Textos

Liberdade

É uma menos um quarto. Eles pediram-me para mostrar música da qual eu gosto. Pus Bob Dylan, Maggie’s Farm. Estamos quatro no quarto. Eu, o Steve, que conheci em Erbil em casa do Andrew, o Akam, e o Ahmed, amigo do último. Pessoal altamente, que não conhece Bob Dylan, ou Bruce Springsteen, ou Nirvana. Já tinha percebido a cena na Síria – que, tanto quanto me parece, as verdadeiras estrelas mundiais não são os cantores ou os actores, mas os futebolistas. Se eu tivesse um cêntimo por cada t-shirt do Ronny Cristy que eu vi nesta viagem tinha já p’rai… trezentos cêntimos.

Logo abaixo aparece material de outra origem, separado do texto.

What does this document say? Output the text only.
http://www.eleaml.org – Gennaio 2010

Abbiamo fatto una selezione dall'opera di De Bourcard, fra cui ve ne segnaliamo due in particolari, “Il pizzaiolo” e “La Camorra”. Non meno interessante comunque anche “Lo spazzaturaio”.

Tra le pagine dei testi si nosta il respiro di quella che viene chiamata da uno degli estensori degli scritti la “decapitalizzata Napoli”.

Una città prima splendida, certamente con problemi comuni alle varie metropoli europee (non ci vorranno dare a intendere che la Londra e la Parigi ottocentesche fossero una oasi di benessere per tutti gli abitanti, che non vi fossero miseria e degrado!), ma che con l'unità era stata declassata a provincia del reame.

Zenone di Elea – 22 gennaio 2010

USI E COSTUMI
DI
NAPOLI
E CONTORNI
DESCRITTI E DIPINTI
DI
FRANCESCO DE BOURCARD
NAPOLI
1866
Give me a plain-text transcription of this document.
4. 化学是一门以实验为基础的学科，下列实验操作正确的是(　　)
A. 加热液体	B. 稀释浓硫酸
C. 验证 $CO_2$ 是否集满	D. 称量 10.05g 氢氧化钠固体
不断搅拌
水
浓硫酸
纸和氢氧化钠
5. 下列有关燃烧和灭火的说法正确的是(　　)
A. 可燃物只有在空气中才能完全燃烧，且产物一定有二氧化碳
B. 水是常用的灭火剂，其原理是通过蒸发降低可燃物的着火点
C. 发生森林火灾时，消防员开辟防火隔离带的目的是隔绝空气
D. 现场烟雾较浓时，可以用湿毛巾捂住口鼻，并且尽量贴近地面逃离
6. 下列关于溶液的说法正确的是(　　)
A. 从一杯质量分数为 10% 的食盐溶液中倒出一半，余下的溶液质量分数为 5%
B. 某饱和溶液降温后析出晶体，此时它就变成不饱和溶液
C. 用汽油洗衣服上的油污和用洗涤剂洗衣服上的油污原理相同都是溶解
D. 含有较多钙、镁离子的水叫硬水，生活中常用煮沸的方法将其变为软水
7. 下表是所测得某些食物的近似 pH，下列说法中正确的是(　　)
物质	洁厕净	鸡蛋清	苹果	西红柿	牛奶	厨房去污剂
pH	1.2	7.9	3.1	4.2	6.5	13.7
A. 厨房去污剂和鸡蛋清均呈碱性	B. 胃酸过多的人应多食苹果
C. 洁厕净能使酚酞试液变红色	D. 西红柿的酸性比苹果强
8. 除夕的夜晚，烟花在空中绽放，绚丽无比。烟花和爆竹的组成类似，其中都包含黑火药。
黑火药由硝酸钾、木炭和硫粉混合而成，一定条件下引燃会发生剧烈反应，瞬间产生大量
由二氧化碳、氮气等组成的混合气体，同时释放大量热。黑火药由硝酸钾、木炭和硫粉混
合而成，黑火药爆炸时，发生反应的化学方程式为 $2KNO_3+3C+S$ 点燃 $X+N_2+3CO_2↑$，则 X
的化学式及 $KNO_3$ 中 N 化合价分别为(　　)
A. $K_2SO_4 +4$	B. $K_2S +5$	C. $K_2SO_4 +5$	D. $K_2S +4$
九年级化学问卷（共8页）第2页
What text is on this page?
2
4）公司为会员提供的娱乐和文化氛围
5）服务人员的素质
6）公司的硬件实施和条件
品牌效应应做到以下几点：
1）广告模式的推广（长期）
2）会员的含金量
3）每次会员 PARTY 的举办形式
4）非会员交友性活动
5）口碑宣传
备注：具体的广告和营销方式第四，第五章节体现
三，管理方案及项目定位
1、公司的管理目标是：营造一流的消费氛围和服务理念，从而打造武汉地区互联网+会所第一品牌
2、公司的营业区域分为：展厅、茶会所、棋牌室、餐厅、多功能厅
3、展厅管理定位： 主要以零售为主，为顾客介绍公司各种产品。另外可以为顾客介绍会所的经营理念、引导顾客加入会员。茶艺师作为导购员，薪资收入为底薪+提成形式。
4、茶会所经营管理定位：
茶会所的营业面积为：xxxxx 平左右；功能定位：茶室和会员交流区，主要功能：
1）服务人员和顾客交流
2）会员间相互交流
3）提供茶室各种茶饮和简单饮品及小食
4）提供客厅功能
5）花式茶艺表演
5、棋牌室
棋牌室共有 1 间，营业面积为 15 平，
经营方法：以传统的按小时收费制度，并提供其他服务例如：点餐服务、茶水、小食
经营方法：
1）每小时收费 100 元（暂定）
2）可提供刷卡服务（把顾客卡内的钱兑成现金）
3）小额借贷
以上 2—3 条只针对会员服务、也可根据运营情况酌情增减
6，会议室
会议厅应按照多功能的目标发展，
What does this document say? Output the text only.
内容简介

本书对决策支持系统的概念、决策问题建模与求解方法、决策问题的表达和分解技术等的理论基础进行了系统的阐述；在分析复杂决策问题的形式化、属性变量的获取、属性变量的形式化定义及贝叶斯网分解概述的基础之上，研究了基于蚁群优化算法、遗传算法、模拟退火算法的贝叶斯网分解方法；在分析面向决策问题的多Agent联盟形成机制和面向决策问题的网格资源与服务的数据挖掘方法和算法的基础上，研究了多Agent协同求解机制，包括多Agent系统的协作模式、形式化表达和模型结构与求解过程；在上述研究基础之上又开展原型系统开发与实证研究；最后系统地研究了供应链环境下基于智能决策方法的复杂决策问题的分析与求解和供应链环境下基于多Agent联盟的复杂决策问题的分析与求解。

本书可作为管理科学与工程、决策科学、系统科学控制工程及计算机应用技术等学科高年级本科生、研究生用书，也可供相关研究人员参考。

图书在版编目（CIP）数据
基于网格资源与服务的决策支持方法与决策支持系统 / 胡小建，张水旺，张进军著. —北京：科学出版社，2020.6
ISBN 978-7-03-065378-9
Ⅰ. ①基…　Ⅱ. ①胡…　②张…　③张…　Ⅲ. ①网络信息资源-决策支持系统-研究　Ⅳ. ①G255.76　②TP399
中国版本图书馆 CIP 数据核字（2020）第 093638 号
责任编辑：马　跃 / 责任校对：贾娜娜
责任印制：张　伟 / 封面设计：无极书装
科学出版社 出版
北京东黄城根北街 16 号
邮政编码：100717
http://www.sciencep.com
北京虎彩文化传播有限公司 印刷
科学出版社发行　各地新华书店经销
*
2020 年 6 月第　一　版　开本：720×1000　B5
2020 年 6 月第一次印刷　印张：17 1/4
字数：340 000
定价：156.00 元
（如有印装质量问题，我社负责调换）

Méne, deu-me um certo sentimento agora. Que liberdade! Vi-me a mim mesmo pendurado no destino rodoviário, a falar comigo mesmo, como faço, sorrir para a chuvita, minha companheira de vez em quando, desde Portugal até para sempre, e curti bué. Estou tão à vontade nesta viagem. Sentimentos nem por isso agradáveis por vezes fazem-se sentir, como um candeeiro de solidão ou uma toalha de mesa de saudades, mas são retalhos enquadrados num quadro tão global quanto a imensidão da noção de fazer o que está certo. Não tive medo ainda nesta viagem. Nunca. Já estive apreensivo, algumas vezes, mas ainda não tive medo mesmo. E acho que não terei. Tive receio por antecipação, ao pensar em, por exemplo, andar à boleia no Iraque, mas tendo-o feito… são… batatas fritas… Amanhã sigo para o Irão. Era para ter ido hoje, mas ainda bem que não fui. Vi a felicidade de frente hoje, espelhada na cara do meu anfitrião, nos seus amigos a tocar instrumentos locais ao redor de uma farta mesa, naquele lago que há dez anos estava tão mais acima… Tudo isto, todas estas pequenas coisas, directamente injectadas no âmago do meu coração, tudo isto mais ou menos perto da consciência de viver momentos inesquecíveis.